Letting them go would mean:
- Wiping them out well.
- Sticking them in an existing Donate Box.
There’s cost in storage. Actual monetary cost that comes in the form of a monthly mortgage payment for a space where our family can live and work and relax.
I put them in the Donate Box. I might have to spring for some containers next December, but I’m okay with that.
For one thing, I might not need to. Most years I don’t.
But even if I do, I’d have to buy a few more anyway.
I looked up how much it would cost if I did buy some. This set of eight is $35. That seems like a lot more than I’d actually have to spend, but I’ll still use that number.
Not stressing over all the things on the “letting them stay” list is worth $35 to me.
Especially since I saw this much cheaper (and cuter) option that is $5ish for 12.
And those are single use and wouldn’t cause this dilemma in the receiver’s home*
And Another Example
Those waders were a relic from my bargain-hunting, clutter-collecting garage sale-ing days. I looked up waders on Amazon, and while there’s a range of prices, it looks like we could have purchased some for less than $100.

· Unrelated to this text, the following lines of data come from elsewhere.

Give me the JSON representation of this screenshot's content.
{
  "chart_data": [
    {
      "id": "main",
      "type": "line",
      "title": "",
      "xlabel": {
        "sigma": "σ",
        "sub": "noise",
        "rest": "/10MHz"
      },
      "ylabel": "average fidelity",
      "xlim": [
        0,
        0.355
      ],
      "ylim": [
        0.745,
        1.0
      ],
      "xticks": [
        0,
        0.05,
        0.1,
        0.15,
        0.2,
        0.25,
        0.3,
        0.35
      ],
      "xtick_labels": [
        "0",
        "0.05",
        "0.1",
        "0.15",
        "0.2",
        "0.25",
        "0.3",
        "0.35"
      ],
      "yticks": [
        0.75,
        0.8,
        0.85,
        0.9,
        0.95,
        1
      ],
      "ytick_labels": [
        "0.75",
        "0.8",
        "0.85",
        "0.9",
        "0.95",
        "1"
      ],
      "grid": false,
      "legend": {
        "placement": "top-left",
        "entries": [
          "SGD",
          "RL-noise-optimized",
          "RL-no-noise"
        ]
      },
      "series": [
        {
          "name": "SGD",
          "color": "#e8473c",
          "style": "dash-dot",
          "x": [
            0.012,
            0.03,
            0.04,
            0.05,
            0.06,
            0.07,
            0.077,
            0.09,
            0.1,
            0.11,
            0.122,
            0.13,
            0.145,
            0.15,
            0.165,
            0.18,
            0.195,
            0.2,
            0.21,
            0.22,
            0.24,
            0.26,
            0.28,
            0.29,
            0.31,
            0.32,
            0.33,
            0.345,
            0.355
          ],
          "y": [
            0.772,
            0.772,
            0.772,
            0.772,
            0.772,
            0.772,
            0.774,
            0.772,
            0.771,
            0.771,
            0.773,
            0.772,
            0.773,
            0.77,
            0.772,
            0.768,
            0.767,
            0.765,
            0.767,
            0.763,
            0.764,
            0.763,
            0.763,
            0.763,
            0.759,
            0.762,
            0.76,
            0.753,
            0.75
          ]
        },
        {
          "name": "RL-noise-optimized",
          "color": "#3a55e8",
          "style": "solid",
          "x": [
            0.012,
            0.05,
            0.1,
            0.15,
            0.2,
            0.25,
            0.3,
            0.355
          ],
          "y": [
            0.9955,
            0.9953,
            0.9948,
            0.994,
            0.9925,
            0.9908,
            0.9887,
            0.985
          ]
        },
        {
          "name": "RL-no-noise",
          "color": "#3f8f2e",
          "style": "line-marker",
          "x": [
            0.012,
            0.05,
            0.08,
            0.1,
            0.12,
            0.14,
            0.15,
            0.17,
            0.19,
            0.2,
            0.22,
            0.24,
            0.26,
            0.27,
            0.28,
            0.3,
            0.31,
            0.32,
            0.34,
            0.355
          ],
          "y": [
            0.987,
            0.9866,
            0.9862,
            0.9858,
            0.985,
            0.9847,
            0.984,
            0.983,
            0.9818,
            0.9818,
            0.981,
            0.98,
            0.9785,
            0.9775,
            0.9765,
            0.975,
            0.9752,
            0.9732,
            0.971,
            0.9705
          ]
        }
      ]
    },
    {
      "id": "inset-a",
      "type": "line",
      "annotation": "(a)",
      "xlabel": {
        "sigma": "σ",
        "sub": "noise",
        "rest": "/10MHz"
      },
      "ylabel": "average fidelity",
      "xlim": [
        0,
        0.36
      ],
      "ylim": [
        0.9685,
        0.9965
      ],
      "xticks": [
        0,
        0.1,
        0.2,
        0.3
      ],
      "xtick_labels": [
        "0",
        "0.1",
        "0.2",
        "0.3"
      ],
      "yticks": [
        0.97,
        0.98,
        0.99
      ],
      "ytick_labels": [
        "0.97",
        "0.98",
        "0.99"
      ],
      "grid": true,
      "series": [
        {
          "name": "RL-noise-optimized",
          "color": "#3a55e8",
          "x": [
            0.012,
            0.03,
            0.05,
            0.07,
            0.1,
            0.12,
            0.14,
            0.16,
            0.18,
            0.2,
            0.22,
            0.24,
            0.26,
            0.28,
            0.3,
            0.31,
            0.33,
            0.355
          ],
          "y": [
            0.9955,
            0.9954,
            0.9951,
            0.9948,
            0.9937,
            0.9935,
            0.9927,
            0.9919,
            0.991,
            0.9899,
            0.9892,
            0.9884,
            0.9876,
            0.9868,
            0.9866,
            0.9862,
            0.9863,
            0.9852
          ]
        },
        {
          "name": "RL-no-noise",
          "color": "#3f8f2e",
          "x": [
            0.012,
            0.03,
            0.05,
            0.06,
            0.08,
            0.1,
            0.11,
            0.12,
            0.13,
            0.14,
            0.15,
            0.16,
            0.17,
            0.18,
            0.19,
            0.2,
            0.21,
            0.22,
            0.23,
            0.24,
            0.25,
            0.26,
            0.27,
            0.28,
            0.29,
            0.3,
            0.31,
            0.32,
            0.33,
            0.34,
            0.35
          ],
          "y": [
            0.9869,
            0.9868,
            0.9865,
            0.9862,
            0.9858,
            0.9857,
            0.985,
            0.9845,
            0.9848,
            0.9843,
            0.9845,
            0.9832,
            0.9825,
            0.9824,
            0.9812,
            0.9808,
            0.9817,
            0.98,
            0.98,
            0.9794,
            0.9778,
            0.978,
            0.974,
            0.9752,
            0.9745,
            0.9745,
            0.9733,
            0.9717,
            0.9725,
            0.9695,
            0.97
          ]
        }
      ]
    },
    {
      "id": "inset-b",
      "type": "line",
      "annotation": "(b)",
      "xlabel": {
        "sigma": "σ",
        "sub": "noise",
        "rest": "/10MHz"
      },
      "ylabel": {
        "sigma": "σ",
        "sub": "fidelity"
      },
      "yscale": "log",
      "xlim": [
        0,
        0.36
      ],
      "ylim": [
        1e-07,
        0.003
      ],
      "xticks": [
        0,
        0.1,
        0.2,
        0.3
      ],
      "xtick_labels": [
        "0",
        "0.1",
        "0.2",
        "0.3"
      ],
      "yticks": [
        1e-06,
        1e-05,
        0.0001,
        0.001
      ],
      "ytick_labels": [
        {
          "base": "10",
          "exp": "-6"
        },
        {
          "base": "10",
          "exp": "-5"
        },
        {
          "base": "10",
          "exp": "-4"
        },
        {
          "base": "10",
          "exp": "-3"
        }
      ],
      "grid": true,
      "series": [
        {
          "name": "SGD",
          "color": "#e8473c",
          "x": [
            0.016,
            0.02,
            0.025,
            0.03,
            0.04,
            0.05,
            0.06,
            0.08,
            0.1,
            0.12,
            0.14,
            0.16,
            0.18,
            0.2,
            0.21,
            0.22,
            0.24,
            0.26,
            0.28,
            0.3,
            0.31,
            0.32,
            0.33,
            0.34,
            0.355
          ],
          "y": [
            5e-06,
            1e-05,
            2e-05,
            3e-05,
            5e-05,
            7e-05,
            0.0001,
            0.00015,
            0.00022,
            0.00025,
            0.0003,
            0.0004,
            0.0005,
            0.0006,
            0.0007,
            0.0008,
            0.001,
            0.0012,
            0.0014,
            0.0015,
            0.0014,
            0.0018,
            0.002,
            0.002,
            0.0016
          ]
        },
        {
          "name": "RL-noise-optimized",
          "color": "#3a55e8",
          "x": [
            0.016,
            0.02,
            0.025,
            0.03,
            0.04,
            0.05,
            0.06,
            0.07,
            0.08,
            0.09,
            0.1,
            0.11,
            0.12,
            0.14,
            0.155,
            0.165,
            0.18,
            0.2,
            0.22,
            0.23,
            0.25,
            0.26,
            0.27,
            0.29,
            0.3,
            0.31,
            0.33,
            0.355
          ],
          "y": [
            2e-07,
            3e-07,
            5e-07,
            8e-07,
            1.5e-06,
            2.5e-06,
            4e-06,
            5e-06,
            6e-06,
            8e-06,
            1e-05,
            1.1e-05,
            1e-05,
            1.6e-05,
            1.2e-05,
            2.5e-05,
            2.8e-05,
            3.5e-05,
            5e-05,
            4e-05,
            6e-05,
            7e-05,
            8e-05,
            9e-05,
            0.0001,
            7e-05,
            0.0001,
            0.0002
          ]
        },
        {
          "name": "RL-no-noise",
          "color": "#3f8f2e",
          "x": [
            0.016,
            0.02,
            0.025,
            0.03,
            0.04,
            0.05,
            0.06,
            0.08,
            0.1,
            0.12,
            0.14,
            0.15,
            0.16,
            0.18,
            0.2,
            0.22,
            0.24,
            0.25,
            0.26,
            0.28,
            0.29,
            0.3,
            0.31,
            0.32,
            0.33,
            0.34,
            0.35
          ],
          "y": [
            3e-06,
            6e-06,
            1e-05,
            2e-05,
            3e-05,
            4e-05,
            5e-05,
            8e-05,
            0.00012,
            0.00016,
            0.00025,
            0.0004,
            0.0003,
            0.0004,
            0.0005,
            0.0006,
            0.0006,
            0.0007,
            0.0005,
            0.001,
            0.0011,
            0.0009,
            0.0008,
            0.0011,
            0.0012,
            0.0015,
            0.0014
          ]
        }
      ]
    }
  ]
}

I bought the waders for $3. That means I “saved” 97ish dollars on them. Or would have saved 97ish dollars if we’d used them. Or if we’d have ever have purchased them for $100.
Honestly, I paid $3 for the thrill of a bargain and the hassle of storing a not-easily-storable item for more than a decade.
Even if those waders ended up being exactly what we needed after all this time, even if they saved the day and brought joy to my husband on that cold January day in 2018, was it worth $97 dollars to me to store them for all those years?
Would I be willing to pay $97 to not have to shift them around every time I needed something from that space in the garage, year after year after year?
Would I be willing to pay $97 to have that much open space in the garage for ten years?
Would I be willing to pay $97 to not have to pack them in a box, load them into a truck, and drive them across the state and then across town in two different moves?
Like I said in the beginning, it’s an ambiguous concept. That means I get to decide what it’s worth to me. And I’m deciding it’s worth 97 hypothetical dollars to avoid the hassle of those waders that ended up being completely worthless.
How do you talk to yourself about these types of things??
* If you read this post and you gave me cookies for Christmas, don’t NOT make me cookies next year because you don’t want to weigh me down with tins. I love cookies. Sugar cookies with icing are my very favorite. I’m totally fine with sticking the tins in a Donate Box.